I first learned of reproducible research around 1997 or so, in the WaveLab documentation. The idea is that all your results should be easily reproduced by somebody (including yourself six months down the road) with no ambiguity, missed steps, or various fudges. At the time it seemed like such an obvious thing to do, that I wondered why it wasn’t a universal approach. Trying to apply the ideas with the mediocre tools available at the time showed me why it wasn’t, but I always thought the objective was noble.
Fast forward (what feels like a million technological years) to when I first heard about knitr; I think it was about 2013. knitr is a package for use with R, and integrates beautifully with RStudio. It allows for weaving together text, R code, and the results of R calculations into one document. I eagerly installed it and started to use it productively, with very little pain. I have been an enthusiastic, and I thought relatively knowledgeable, user ever since. I was wrong about the latter.
The book under review, written by the creator of the knitr package, is a gold mine of ideas: things I had no idea knitr could do (integrate with different languages like python), and tricks to get around some of the awkward things I needed to do (moving all the code to an appendix for tech-fearful readers).
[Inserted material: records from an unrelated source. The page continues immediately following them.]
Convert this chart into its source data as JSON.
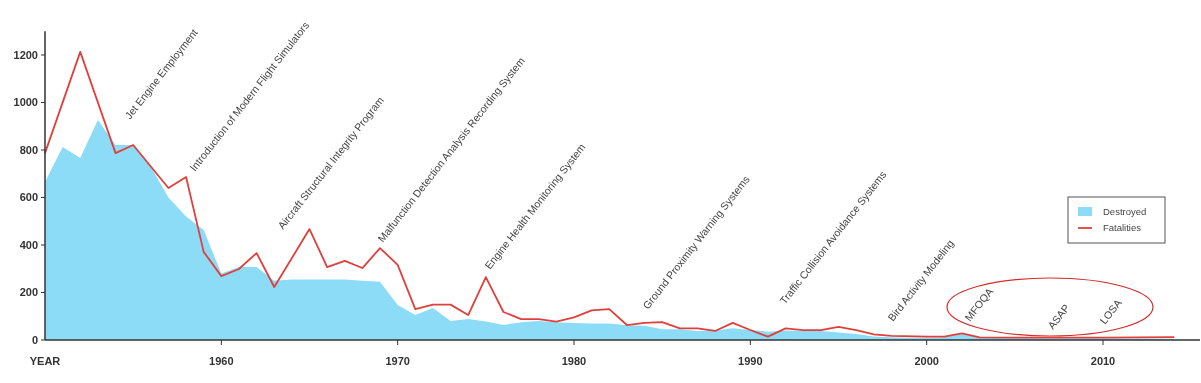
{
  "chart_data": {
    "type": "area",
    "xlabel": "YEAR",
    "xlim": [
      1950,
      2015.5
    ],
    "xticks": [
      1960,
      1970,
      1980,
      1990,
      2000,
      2010
    ],
    "ylim": [
      0,
      1300
    ],
    "yticks": [
      0,
      200,
      400,
      600,
      800,
      1000,
      1200
    ],
    "grid": false,
    "legend": "right",
    "series": [
      {
        "name": "Destroyed",
        "color": "#8ddcf7",
        "x": [
          1950,
          1951,
          1952,
          1953,
          1954,
          1955,
          1956,
          1957,
          1958,
          1959,
          1960,
          1961,
          1962,
          1963,
          1964,
          1965,
          1966,
          1967,
          1968,
          1969,
          1970,
          1971,
          1972,
          1973,
          1974,
          1975,
          1976,
          1977,
          1978,
          1979,
          1980,
          1981,
          1982,
          1983,
          1984,
          1985,
          1986,
          1987,
          1988,
          1989,
          1990,
          1991,
          1992,
          1993,
          1994,
          1995,
          1996,
          1997,
          1998,
          1999,
          2000,
          2001,
          2002,
          2003,
          2014
        ],
        "values": [
          665,
          813,
          766,
          926,
          821,
          821,
          730,
          600,
          520,
          463,
          280,
          307,
          307,
          250,
          255,
          255,
          255,
          255,
          250,
          245,
          147,
          105,
          135,
          80,
          88,
          78,
          63,
          75,
          80,
          75,
          72,
          70,
          70,
          62,
          60,
          45,
          45,
          38,
          40,
          50,
          42,
          35,
          40,
          38,
          38,
          32,
          25,
          15,
          12,
          10,
          10,
          12,
          25,
          8,
          5
        ]
      },
      {
        "name": "Fatalities",
        "type": "line",
        "color": "#e0403c",
        "x": [
          1950,
          1952,
          1954,
          1955,
          1957,
          1958,
          1959,
          1960,
          1961,
          1962,
          1963,
          1965,
          1966,
          1967,
          1968,
          1969,
          1970,
          1971,
          1972,
          1973,
          1974,
          1975,
          1976,
          1977,
          1978,
          1979,
          1980,
          1981,
          1982,
          1983,
          1984,
          1985,
          1986,
          1987,
          1988,
          1989,
          1990,
          1991,
          1992,
          1993,
          1994,
          1995,
          1996,
          1997,
          1998,
          2000,
          2001,
          2002,
          2003,
          2005,
          2010,
          2014
        ],
        "values": [
          787,
          1213,
          787,
          821,
          640,
          686,
          371,
          269,
          299,
          366,
          223,
          467,
          307,
          333,
          303,
          387,
          316,
          130,
          149,
          149,
          105,
          265,
          118,
          88,
          88,
          77,
          95,
          125,
          130,
          63,
          72,
          75,
          49,
          49,
          38,
          72,
          42,
          14,
          49,
          42,
          42,
          55,
          42,
          24,
          17,
          14,
          14,
          28,
          11,
          10,
          10,
          12
        ]
      }
    ],
    "annotations": [
      "Jet Engine Employment",
      "Introduction of Modern Flight Simulators",
      "Aircraft Structural Integrity Program",
      "Malfunction Detection Analysis Recording System",
      "Engine Health Monitoring System",
      "Ground Proximity Warning Systems",
      "Traffic Collision Avoidance Systems",
      "Bird Activity Modeling",
      "MFOQA",
      "ASAP",
      "LOSA"
    ]
  }
}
It also explains all the guts of the system, and is especially informative about how knitr can cache results of time intensive calculations, so that they do not have to be rerun each time you compile the document if the precedents have not changed.
The book is well written, but some details are a little complex, so it is best to read the book in front of the computer so you can try things out. The main problem with this book, like all technology books, is that it is already a little outdated — you can can get more updated documentation on the web. On the other hand, it is hard to find things you don’t know to look for on the web, so having this book is very useful for showing what you can do, that you didn’t even know to look for.
In an industrial context the data you are analyzing is frequently badly messed up, requiring repeatedly obtaining new versions of the data and updating the results. In this scenario, knitr has proved hugely useful, allowing for updating reports with one push of a button. Some of the techniques in the book will make this process even more sophisticated (e.g., change a parameter and get slides as an output rather than a document). I am looking forward to implementing them in my workflow, with this book as my guide.
Peter Rabinovitch is a Senior Performance Engineer at Akamai, and as been doing data science since long before “data science” was a thing. knitr has saved his butt many times.